If you cannot press the amount of weight you have on the bar without crushing yourself under the bar or flopping the weights off – LOWER THE WEIGHT!

Form over weight.

Doing it correctly:

  • keep your elbows close to your body through the motion.
  • lower the bar till it touches your chest (right about where your nipples are).
  • Clench and tighten your back and shoulders throughout the entire set.

Once you can bench press with the form this guy uses, you are set.

04.19.11

The Reverse Hyperextension Machine

Posted in Exercises at 6:38 pm by

This machine, though confusing and intimidating at first sight, can be the power lifter’s best friend.  If you’re struggling with squats, deadlifting, or even sprinting, the reverse hyper could be the answer to all your problems.

http://flexcart.com/members/elitefts/Revhyper-pro-400.jpg

The Reverse Hyperextension machine

What’s it for?

  • Glutes
  • Hamstrings
  • Lower middle back
  • spine decompression

When should you use it?

The days you do deadlifting and days you do squats, supplement them with the reverse hyper after your main lifts.

The Basics

Resting your chest and stomach on the flat pad, you want to extend your legs backward, from a 90 degree angle to 180.  The end of your motion should have you completely horizontal, think: Superman.

Your knees should be locked – this is vital to focusing the muscles it’s designed for.  Your legs and back should be working and in motion the entire time, but the motion itself should be somewhat slow and smooth.

If you haven’t used it before, start without any weight on it!  This is an advanced machine, and should not be approached lightly.

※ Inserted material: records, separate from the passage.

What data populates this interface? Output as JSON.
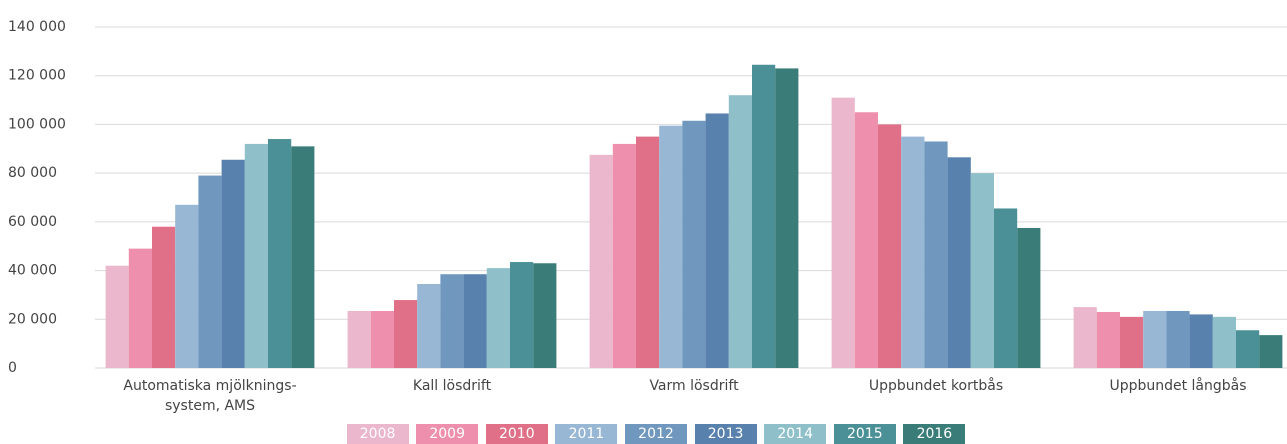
{
  "chart_data": {
    "type": "bar",
    "categories": [
      "Automatiska mjölknings-\nsystem, AMS",
      "Kall lösdrift",
      "Varm lösdrift",
      "Uppbundet kortbås",
      "Uppbundet långbås"
    ],
    "series": [
      {
        "name": "2008",
        "color": "#ebb7cc",
        "values": [
          42000,
          23400,
          87500,
          111000,
          25000
        ]
      },
      {
        "name": "2009",
        "color": "#ee8fae",
        "values": [
          49000,
          23400,
          92000,
          105000,
          23000
        ]
      },
      {
        "name": "2010",
        "color": "#e07087",
        "values": [
          58000,
          27900,
          95000,
          100000,
          21000
        ]
      },
      {
        "name": "2011",
        "color": "#97b7d4",
        "values": [
          67000,
          34500,
          99500,
          95000,
          23400
        ]
      },
      {
        "name": "2012",
        "color": "#7097bd",
        "values": [
          79000,
          38500,
          101500,
          93000,
          23400
        ]
      },
      {
        "name": "2013",
        "color": "#5881ae",
        "values": [
          85500,
          38500,
          104500,
          86500,
          22000
        ]
      },
      {
        "name": "2014",
        "color": "#8fc0c9",
        "values": [
          92000,
          41000,
          112000,
          80000,
          21000
        ]
      },
      {
        "name": "2015",
        "color": "#4a9096",
        "values": [
          94000,
          43500,
          124500,
          65500,
          15500
        ]
      },
      {
        "name": "2016",
        "color": "#3a7d78",
        "values": [
          91000,
          43000,
          123000,
          57500,
          13500
        ]
      }
    ],
    "ylim": [
      0,
      140000
    ],
    "yticks": [
      0,
      {
        "value": 20000,
        "label": "20 000"
      },
      {
        "value": 40000,
        "label": "40 000"
      },
      {
        "value": 60000,
        "label": "60 000"
      },
      {
        "value": 80000,
        "label": "80 000"
      },
      {
        "value": 100000,
        "label": "100 000"
      },
      {
        "value": 120000,
        "label": "120 000"
      },
      {
        "value": 140000,
        "label": "140 000"
      }
    ],
    "grid": true,
    "legend": "bottom"
  }
}
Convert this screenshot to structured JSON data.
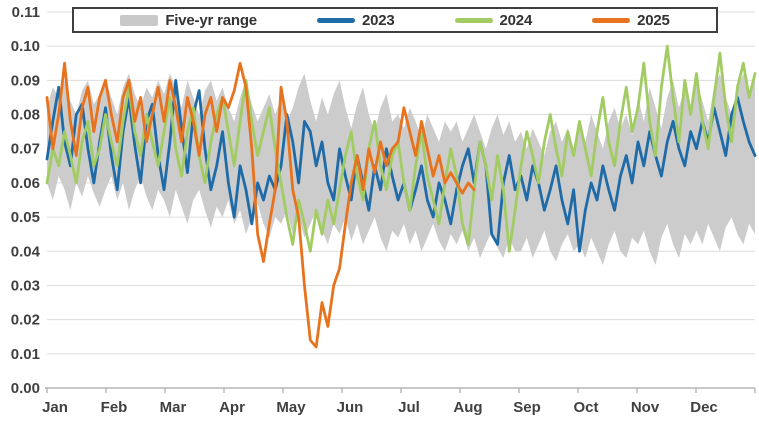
{
  "chart_data": {
    "type": "line",
    "title": "",
    "xlabel": "",
    "ylabel": "",
    "ylim": [
      0,
      0.11
    ],
    "ytick_step": 0.01,
    "ytick_labels": [
      "0.00",
      "0.01",
      "0.02",
      "0.03",
      "0.04",
      "0.05",
      "0.06",
      "0.07",
      "0.08",
      "0.09",
      "0.10",
      "0.11"
    ],
    "months": [
      "Jan",
      "Feb",
      "Mar",
      "Apr",
      "May",
      "Jun",
      "Jul",
      "Aug",
      "Sep",
      "Oct",
      "Nov",
      "Dec"
    ],
    "points_per_year": 122,
    "grid_color": "#dcdcdc",
    "axis_color": "#b5b5b5",
    "text_color": "#404040",
    "legend_position": "top",
    "band": {
      "name": "Five-yr range",
      "color": "#c9c9c9",
      "upper": [
        0.082,
        0.088,
        0.085,
        0.09,
        0.084,
        0.08,
        0.087,
        0.09,
        0.083,
        0.086,
        0.09,
        0.085,
        0.08,
        0.088,
        0.092,
        0.086,
        0.082,
        0.088,
        0.085,
        0.09,
        0.086,
        0.092,
        0.088,
        0.082,
        0.09,
        0.085,
        0.08,
        0.087,
        0.09,
        0.084,
        0.088,
        0.082,
        0.078,
        0.085,
        0.09,
        0.083,
        0.078,
        0.082,
        0.086,
        0.08,
        0.085,
        0.078,
        0.082,
        0.088,
        0.092,
        0.084,
        0.078,
        0.085,
        0.08,
        0.086,
        0.09,
        0.082,
        0.076,
        0.083,
        0.088,
        0.08,
        0.075,
        0.082,
        0.086,
        0.078,
        0.08,
        0.076,
        0.082,
        0.078,
        0.073,
        0.08,
        0.076,
        0.072,
        0.078,
        0.075,
        0.078,
        0.072,
        0.076,
        0.08,
        0.075,
        0.07,
        0.076,
        0.08,
        0.074,
        0.078,
        0.072,
        0.075,
        0.07,
        0.076,
        0.072,
        0.068,
        0.075,
        0.078,
        0.072,
        0.076,
        0.07,
        0.078,
        0.072,
        0.08,
        0.075,
        0.07,
        0.078,
        0.082,
        0.076,
        0.08,
        0.074,
        0.085,
        0.078,
        0.088,
        0.082,
        0.076,
        0.085,
        0.09,
        0.082,
        0.088,
        0.08,
        0.09,
        0.084,
        0.078,
        0.088,
        0.092,
        0.085,
        0.08,
        0.088,
        0.092,
        0.086,
        0.09
      ],
      "lower": [
        0.06,
        0.055,
        0.062,
        0.058,
        0.052,
        0.06,
        0.056,
        0.062,
        0.057,
        0.053,
        0.058,
        0.062,
        0.055,
        0.06,
        0.052,
        0.058,
        0.062,
        0.056,
        0.052,
        0.058,
        0.055,
        0.05,
        0.058,
        0.053,
        0.048,
        0.055,
        0.058,
        0.052,
        0.047,
        0.053,
        0.05,
        0.055,
        0.048,
        0.052,
        0.045,
        0.05,
        0.054,
        0.048,
        0.044,
        0.05,
        0.048,
        0.052,
        0.045,
        0.05,
        0.044,
        0.048,
        0.052,
        0.046,
        0.042,
        0.048,
        0.045,
        0.05,
        0.043,
        0.048,
        0.042,
        0.046,
        0.05,
        0.044,
        0.04,
        0.046,
        0.044,
        0.048,
        0.042,
        0.046,
        0.04,
        0.044,
        0.048,
        0.043,
        0.04,
        0.045,
        0.042,
        0.046,
        0.04,
        0.044,
        0.038,
        0.042,
        0.046,
        0.041,
        0.038,
        0.044,
        0.04,
        0.04,
        0.044,
        0.038,
        0.042,
        0.046,
        0.04,
        0.037,
        0.042,
        0.045,
        0.04,
        0.042,
        0.038,
        0.044,
        0.04,
        0.036,
        0.042,
        0.046,
        0.04,
        0.038,
        0.044,
        0.042,
        0.046,
        0.04,
        0.036,
        0.044,
        0.048,
        0.042,
        0.038,
        0.045,
        0.042,
        0.046,
        0.042,
        0.048,
        0.044,
        0.04,
        0.047,
        0.05,
        0.045,
        0.042,
        0.048,
        0.045
      ]
    },
    "series": [
      {
        "name": "2023",
        "color": "#1f6ba8",
        "values": [
          0.067,
          0.078,
          0.088,
          0.072,
          0.065,
          0.08,
          0.083,
          0.07,
          0.06,
          0.072,
          0.082,
          0.068,
          0.058,
          0.075,
          0.085,
          0.071,
          0.06,
          0.078,
          0.083,
          0.068,
          0.058,
          0.072,
          0.09,
          0.076,
          0.063,
          0.08,
          0.087,
          0.07,
          0.058,
          0.065,
          0.075,
          0.06,
          0.05,
          0.065,
          0.058,
          0.048,
          0.06,
          0.055,
          0.062,
          0.058,
          0.065,
          0.08,
          0.072,
          0.06,
          0.078,
          0.075,
          0.065,
          0.072,
          0.06,
          0.055,
          0.07,
          0.062,
          0.055,
          0.068,
          0.06,
          0.052,
          0.065,
          0.058,
          0.07,
          0.062,
          0.055,
          0.06,
          0.052,
          0.058,
          0.065,
          0.055,
          0.05,
          0.06,
          0.055,
          0.048,
          0.058,
          0.065,
          0.07,
          0.06,
          0.072,
          0.065,
          0.045,
          0.042,
          0.06,
          0.068,
          0.058,
          0.062,
          0.055,
          0.065,
          0.06,
          0.052,
          0.058,
          0.065,
          0.055,
          0.048,
          0.058,
          0.04,
          0.052,
          0.06,
          0.055,
          0.065,
          0.058,
          0.052,
          0.062,
          0.068,
          0.06,
          0.072,
          0.065,
          0.075,
          0.068,
          0.062,
          0.072,
          0.078,
          0.07,
          0.065,
          0.075,
          0.07,
          0.078,
          0.072,
          0.082,
          0.075,
          0.068,
          0.08,
          0.085,
          0.078,
          0.072,
          0.068
        ]
      },
      {
        "name": "2024",
        "color": "#a2cc63",
        "values": [
          0.06,
          0.07,
          0.065,
          0.075,
          0.068,
          0.06,
          0.072,
          0.078,
          0.065,
          0.07,
          0.08,
          0.072,
          0.065,
          0.078,
          0.088,
          0.075,
          0.068,
          0.08,
          0.072,
          0.065,
          0.075,
          0.085,
          0.07,
          0.062,
          0.075,
          0.082,
          0.068,
          0.06,
          0.072,
          0.08,
          0.085,
          0.075,
          0.065,
          0.078,
          0.09,
          0.078,
          0.068,
          0.075,
          0.082,
          0.07,
          0.06,
          0.05,
          0.042,
          0.055,
          0.048,
          0.04,
          0.052,
          0.045,
          0.055,
          0.048,
          0.058,
          0.068,
          0.075,
          0.062,
          0.055,
          0.07,
          0.078,
          0.065,
          0.058,
          0.068,
          0.072,
          0.06,
          0.052,
          0.065,
          0.075,
          0.062,
          0.055,
          0.048,
          0.06,
          0.07,
          0.062,
          0.048,
          0.042,
          0.058,
          0.072,
          0.065,
          0.055,
          0.068,
          0.058,
          0.04,
          0.052,
          0.065,
          0.075,
          0.068,
          0.06,
          0.072,
          0.08,
          0.07,
          0.062,
          0.075,
          0.068,
          0.078,
          0.07,
          0.062,
          0.075,
          0.085,
          0.072,
          0.065,
          0.078,
          0.088,
          0.075,
          0.082,
          0.095,
          0.078,
          0.068,
          0.088,
          0.1,
          0.085,
          0.072,
          0.09,
          0.08,
          0.092,
          0.078,
          0.07,
          0.085,
          0.098,
          0.082,
          0.072,
          0.088,
          0.095,
          0.085,
          0.092
        ]
      },
      {
        "name": "2025",
        "color": "#e8731e",
        "values": [
          0.085,
          0.07,
          0.08,
          0.095,
          0.078,
          0.068,
          0.082,
          0.088,
          0.075,
          0.085,
          0.09,
          0.08,
          0.072,
          0.085,
          0.09,
          0.078,
          0.085,
          0.072,
          0.08,
          0.088,
          0.078,
          0.09,
          0.082,
          0.072,
          0.085,
          0.078,
          0.068,
          0.08,
          0.085,
          0.075,
          0.085,
          0.082,
          0.087,
          0.095,
          0.088,
          0.07,
          0.045,
          0.037,
          0.048,
          0.058,
          0.088,
          0.078,
          0.058,
          0.05,
          0.03,
          0.014,
          0.012,
          0.025,
          0.018,
          0.03,
          0.035,
          0.048,
          0.06,
          0.068,
          0.058,
          0.07,
          0.063,
          0.072,
          0.065,
          0.07,
          0.072,
          0.082,
          0.075,
          0.068,
          0.078,
          0.07,
          0.062,
          0.068,
          0.06,
          0.063,
          0.06,
          0.057,
          0.06,
          0.058
        ]
      }
    ]
  }
}
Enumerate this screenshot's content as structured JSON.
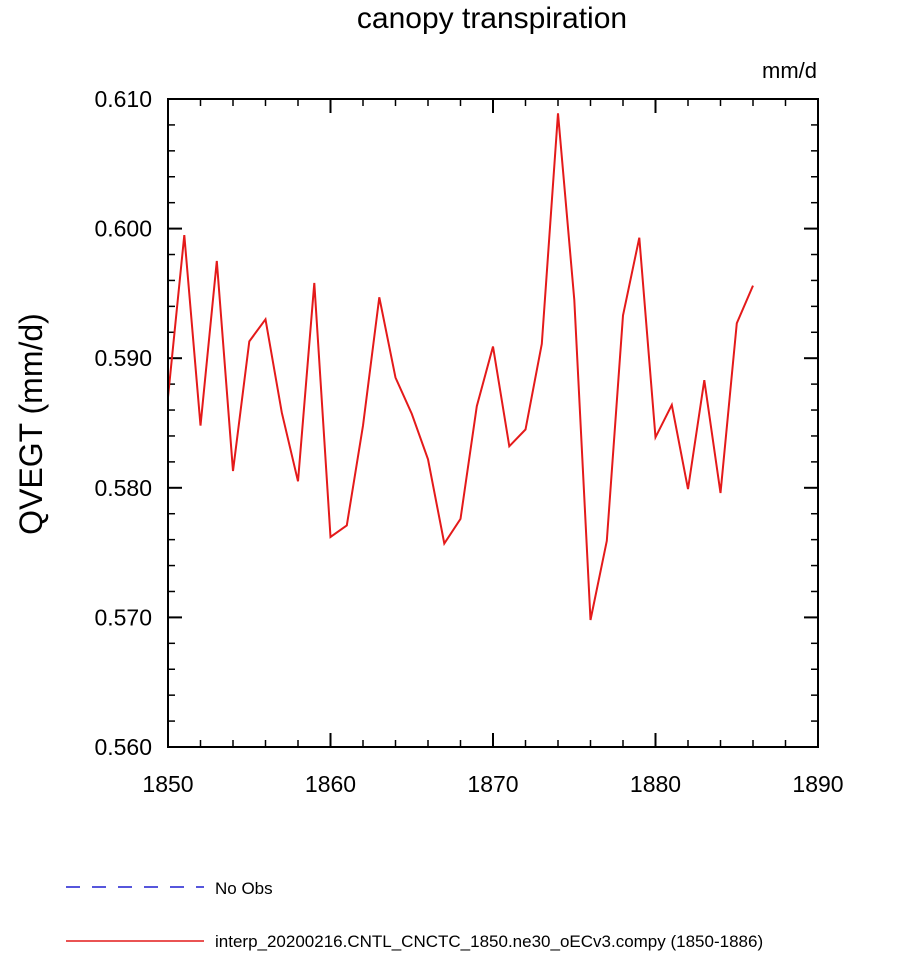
{
  "chart_data": {
    "type": "line",
    "title": "canopy transpiration",
    "units_label": "mm/d",
    "ylabel": "QVEGT  (mm/d)",
    "xlabel": "",
    "xlim": [
      1850,
      1890
    ],
    "ylim": [
      0.56,
      0.61
    ],
    "x_ticks": [
      1850,
      1860,
      1870,
      1880,
      1890
    ],
    "x_tick_labels": [
      "1850",
      "1860",
      "1870",
      "1880",
      "1890"
    ],
    "y_ticks": [
      0.56,
      0.57,
      0.58,
      0.59,
      0.6,
      0.61
    ],
    "y_tick_labels": [
      "0.560",
      "0.570",
      "0.580",
      "0.590",
      "0.600",
      "0.610"
    ],
    "x_minor_step": 2,
    "y_minor_step": 0.002,
    "grid": false,
    "legend_placement": "bottom-left",
    "legend": [
      {
        "label": "No Obs",
        "color": "#1f1fd0",
        "style": "dashed"
      },
      {
        "label": "interp_20200216.CNTL_CNCTC_1850.ne30_oECv3.compy (1850-1886)",
        "color": "#e41a1a",
        "style": "solid"
      }
    ],
    "series": [
      {
        "color": "#e41a1a",
        "x": [
          1850,
          1851,
          1852,
          1853,
          1854,
          1855,
          1856,
          1857,
          1858,
          1859,
          1860,
          1861,
          1862,
          1863,
          1864,
          1865,
          1866,
          1867,
          1868,
          1869,
          1870,
          1871,
          1872,
          1873,
          1874,
          1875,
          1876,
          1877,
          1878,
          1879,
          1880,
          1881,
          1882,
          1883,
          1884,
          1885,
          1886
        ],
        "values": [
          0.587,
          0.5995,
          0.5848,
          0.5975,
          0.5813,
          0.5913,
          0.593,
          0.5858,
          0.5805,
          0.5958,
          0.5762,
          0.5771,
          0.5848,
          0.5947,
          0.5885,
          0.5857,
          0.5822,
          0.5757,
          0.5776,
          0.5863,
          0.5909,
          0.5832,
          0.5845,
          0.5911,
          0.6089,
          0.5945,
          0.5698,
          0.5759,
          0.5933,
          0.5993,
          0.5839,
          0.5864,
          0.5799,
          0.5883,
          0.5796,
          0.5927,
          0.5956
        ]
      }
    ]
  }
}
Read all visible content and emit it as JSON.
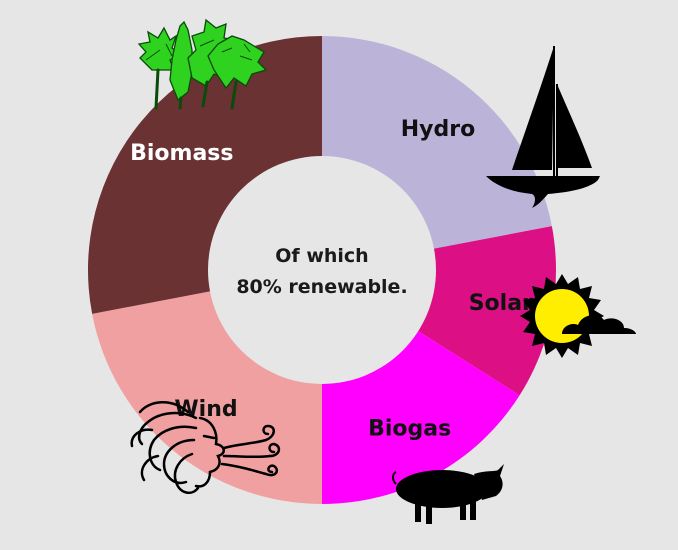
{
  "chart_data": {
    "type": "pie",
    "center_text": [
      "Of which",
      "80% renewable."
    ],
    "slices": [
      {
        "label": "Hydro",
        "value": 22,
        "color": "#bcb3d8",
        "label_color": "#111111",
        "icon": "sailboat-icon"
      },
      {
        "label": "Solar",
        "value": 12,
        "color": "#dc0f84",
        "label_color": "#111111",
        "icon": "sun-cloud-icon"
      },
      {
        "label": "Biogas",
        "value": 16,
        "color": "#ff00ff",
        "label_color": "#111111",
        "icon": "pig-icon"
      },
      {
        "label": "Wind",
        "value": 22,
        "color": "#f0a0a0",
        "label_color": "#111111",
        "icon": "wind-face-icon"
      },
      {
        "label": "Biomass",
        "value": 28,
        "color": "#6b3233",
        "label_color": "#ffffff",
        "icon": "trees-icon"
      }
    ]
  }
}
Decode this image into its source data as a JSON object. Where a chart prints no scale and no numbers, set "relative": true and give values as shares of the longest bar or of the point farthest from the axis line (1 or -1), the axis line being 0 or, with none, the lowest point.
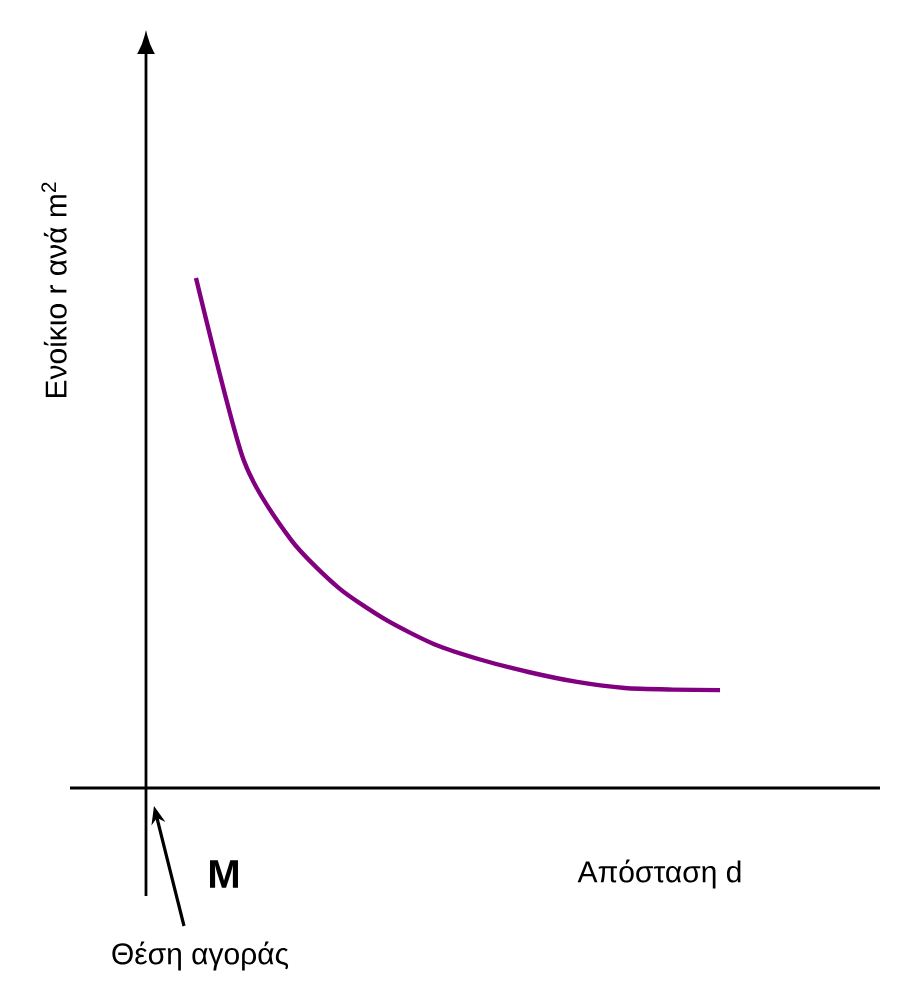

Do three to four sets of 10-25 reps whenever you do this.  Start off with 10, and gradually increase the reps over a slow period, along with increasing the weight.  Baby steps.  You don’t become a champion in one weightlifting session.

Why use it?

There are many great machines and exercises out there that help build your glutes, hamstrings, or your back, but the reverse hyper is one of the only machines that actually decompresses your spine.  When you deadlift or squat, your spine gets compressed.  Over time, this can cause pain or lead to the potential for injury.  The reverse hyper helps prevent any of this from happening.